Viewed in isolation from one another, it is perhaps fair to say that none of the aforementioned facts constitute compelling evidence of Vlietstra's knowledge that the items were stolen. Viewed in their totality, however, they present a mosaic of guilty knowledge sufficient to sustain the State's burden on that element. Finally, it is not insignificant to me that the entire course of dealing with Vlietstra was of such a character as to arouse Richard Newenhouse's suspicions about the validity of Vlietstra's claim of ownership of the equipment.
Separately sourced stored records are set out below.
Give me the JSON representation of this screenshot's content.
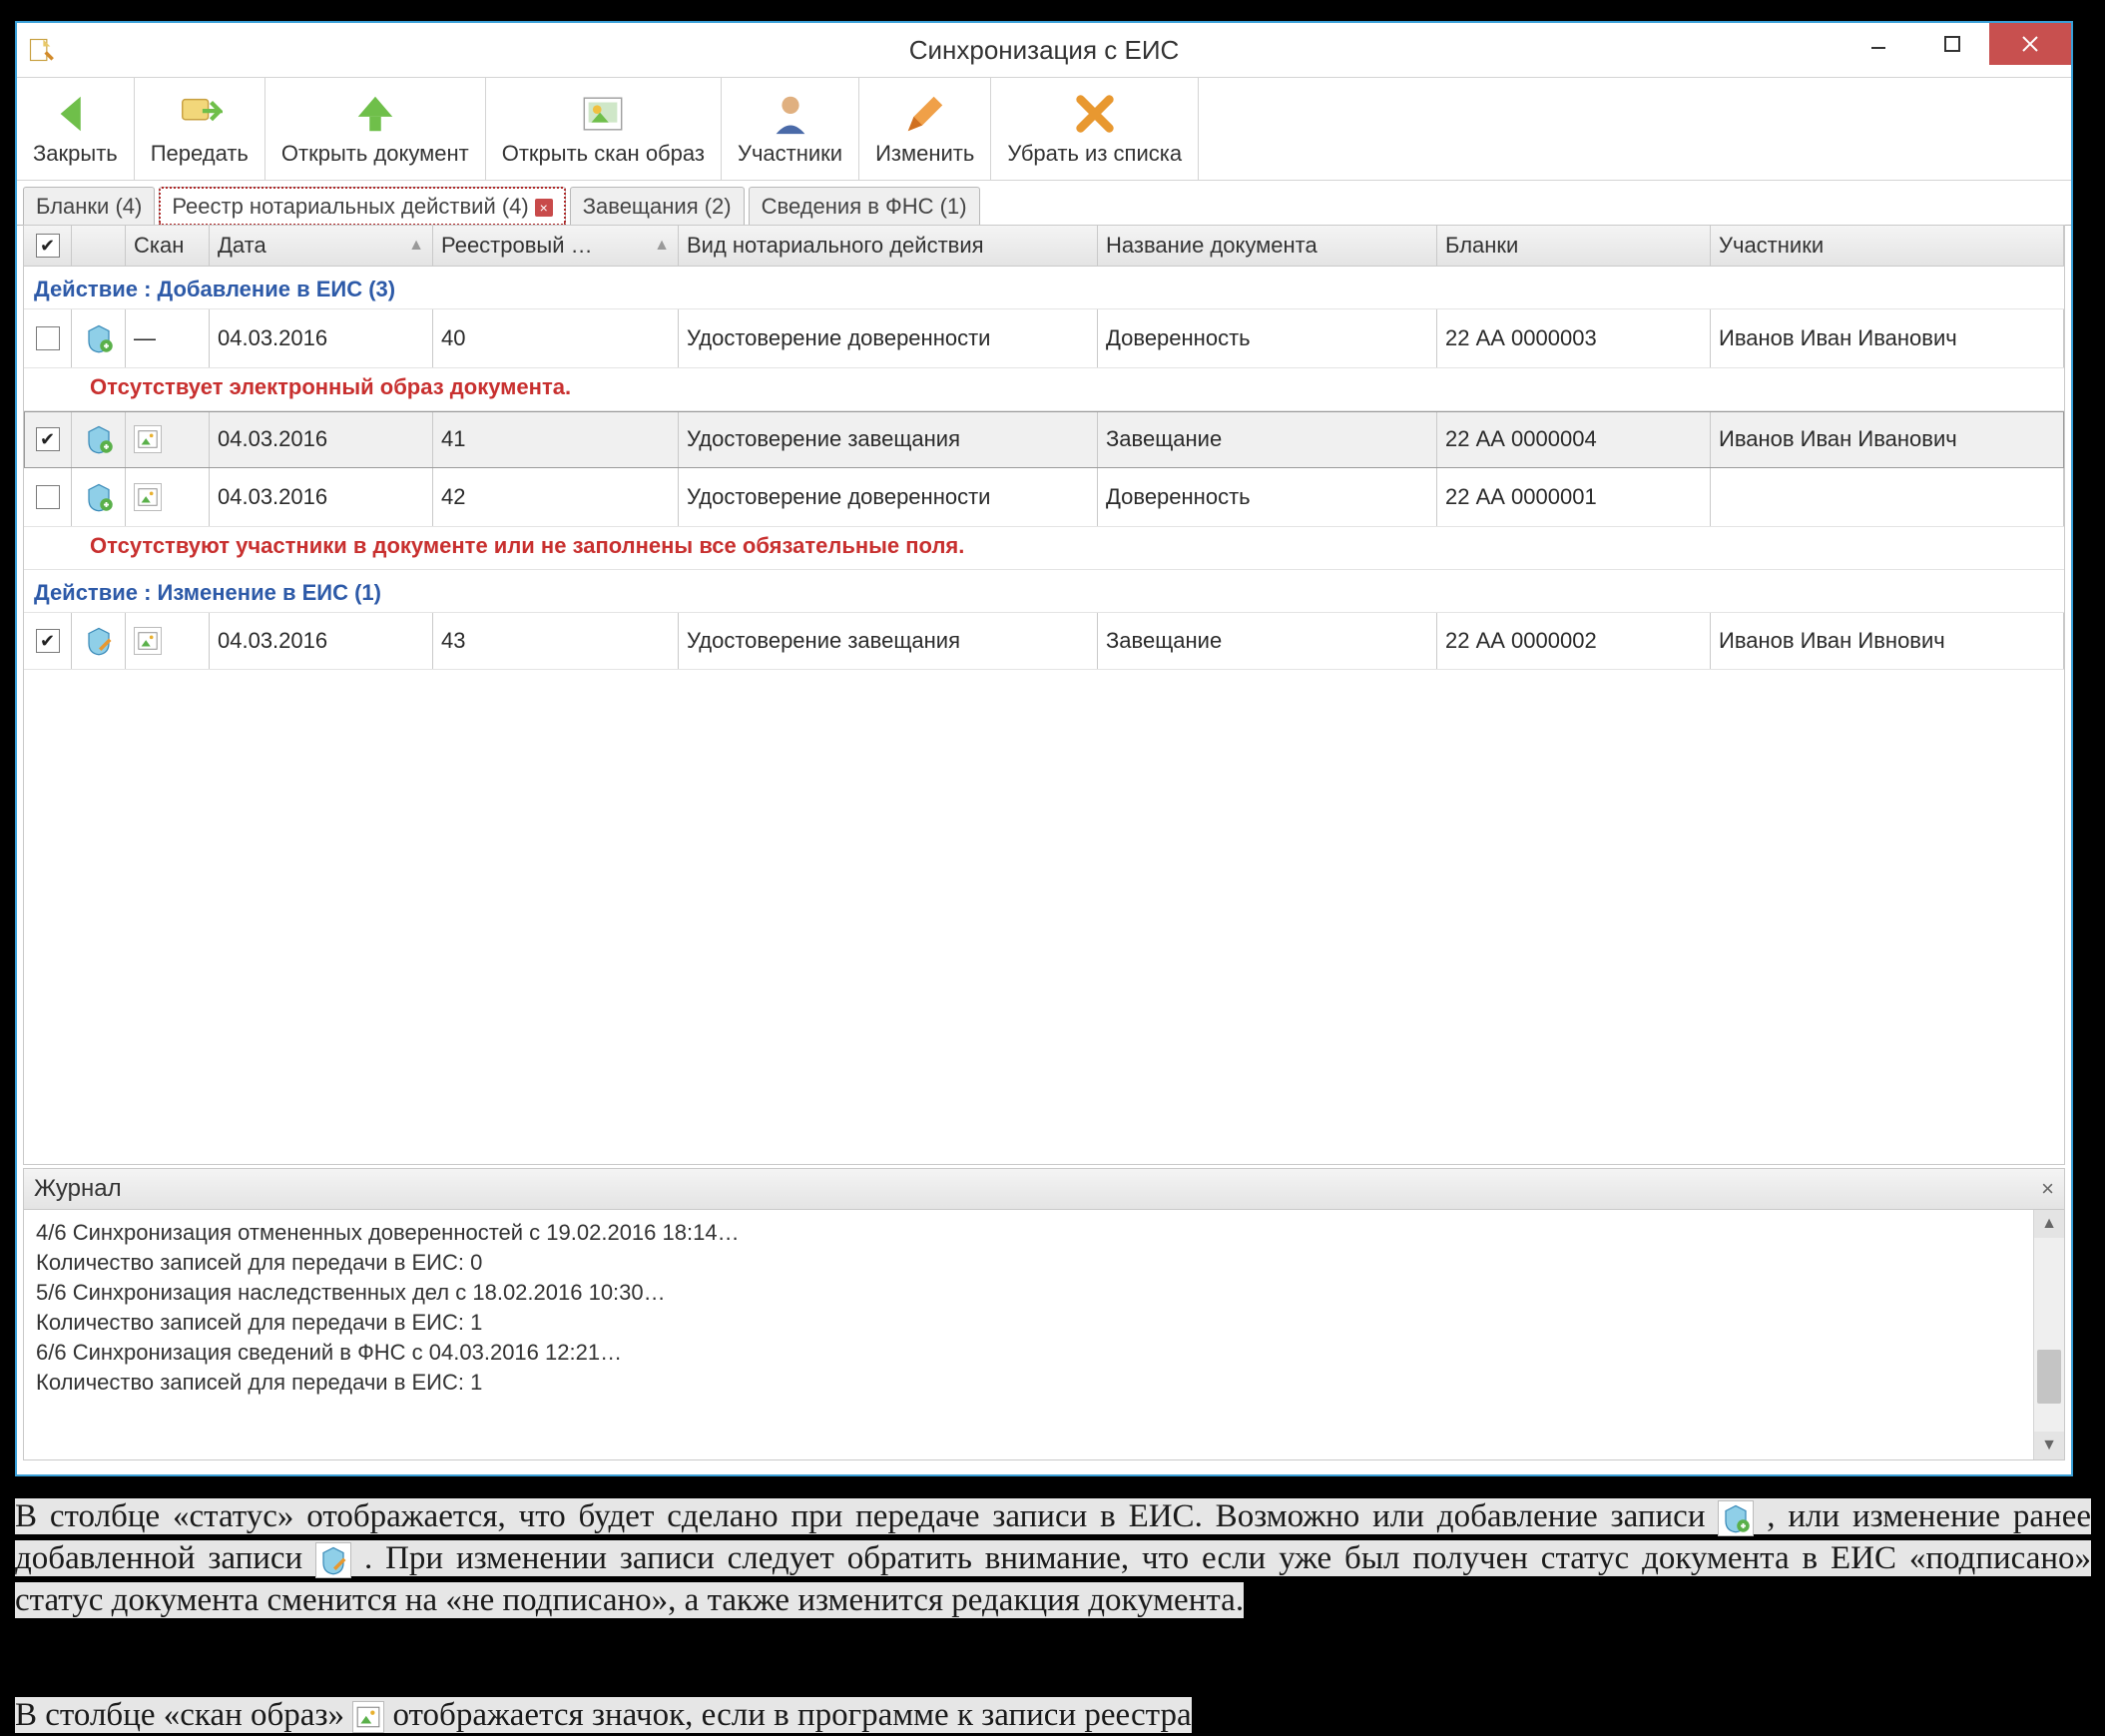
{
  "window": {
    "title": "Синхронизация с ЕИС"
  },
  "toolbar": {
    "close": "Закрыть",
    "send": "Передать",
    "open_doc": "Открыть документ",
    "open_scan": "Открыть скан образ",
    "participants": "Участники",
    "edit": "Изменить",
    "remove": "Убрать из списка"
  },
  "tabs": {
    "t0": "Бланки (4)",
    "t1": "Реестр нотариальных действий (4)",
    "t2": "Завещания (2)",
    "t3": "Сведения в ФНС (1)"
  },
  "columns": {
    "scan": "Скан",
    "date": "Дата",
    "reg": "Реестровый …",
    "type": "Вид нотариального действия",
    "doc": "Название документа",
    "blanks": "Бланки",
    "participants": "Участники"
  },
  "groups": {
    "g0": "Действие : Добавление в ЕИС (3)",
    "g1": "Действие : Изменение в ЕИС (1)"
  },
  "rows": {
    "r0": {
      "scan": "—",
      "date": "04.03.2016",
      "reg": "40",
      "type": "Удостоверение доверенности",
      "doc": "Доверенность",
      "blank": "22 АА 0000003",
      "part": "Иванов Иван Иванович"
    },
    "r1": {
      "date": "04.03.2016",
      "reg": "41",
      "type": "Удостоверение завещания",
      "doc": "Завещание",
      "blank": "22 АА 0000004",
      "part": "Иванов Иван Иванович"
    },
    "r2": {
      "date": "04.03.2016",
      "reg": "42",
      "type": "Удостоверение доверенности",
      "doc": "Доверенность",
      "blank": "22 АА 0000001",
      "part": ""
    },
    "r3": {
      "date": "04.03.2016",
      "reg": "43",
      "type": "Удостоверение завещания",
      "doc": "Завещание",
      "blank": "22 АА 0000002",
      "part": "Иванов Иван Ивнович"
    }
  },
  "errors": {
    "e0": "Отсутствует электронный образ документа.",
    "e1": "Отсутствуют участники в документе или не заполнены все обязательные поля."
  },
  "journal": {
    "title": "Журнал",
    "l0": "4/6 Синхронизация отмененных доверенностей с 19.02.2016 18:14…",
    "l1": "  Количество записей для передачи в ЕИС: 0",
    "l2": "5/6 Синхронизация наследственных дел с 18.02.2016 10:30…",
    "l3": "  Количество записей для передачи в ЕИС: 1",
    "l4": "6/6 Синхронизация сведений в ФНС с 04.03.2016 12:21…",
    "l5": "  Количество записей для передачи в ЕИС: 1"
  },
  "bodytext": {
    "p1a": "В столбце «статус» отображается, что будет сделано при передаче записи в ЕИС. Возможно или добавление записи ",
    "p1b": " , или изменение ранее добавленной записи ",
    "p1c": ". При изменении записи следует обратить внимание, что если уже был получен статус документа в ЕИС «подписано» статус документа сменится на «не подписано», а также изменится редакция документа.",
    "p2a": "В столбце «скан образ» ",
    "p2b": " отображается значок, если в программе к записи реестра"
  }
}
The transaction was so suggestive of stolen property, in fact, that Newenhouse attempted to alter the serial number on one of the tractors because he "figured there was something wrong[.]" Transcript at 22.
Circumstantial evidence need not overcome every reasonable hypothesis of innocence in order to be deemed sufficient to support a conviction. Hawkins v. State, 794 N.E.2d 1158 (Ind. Ct. App. 2003). Rather, it is sufficient if an inference may reasonably be drawn from it to support the conviction. Franklin v. State, 715 N.E.2d 1237 (Ind. 1999). As I view the totality of the foregoing evidence, I can draw the same reasonable inference that motivated Richard Newenhouse to alter the serial number of one of the tractors after purchasing it, viz., Vlietstra knew that items he was selling to Newenhouse were stolen. I would affirm the convictions.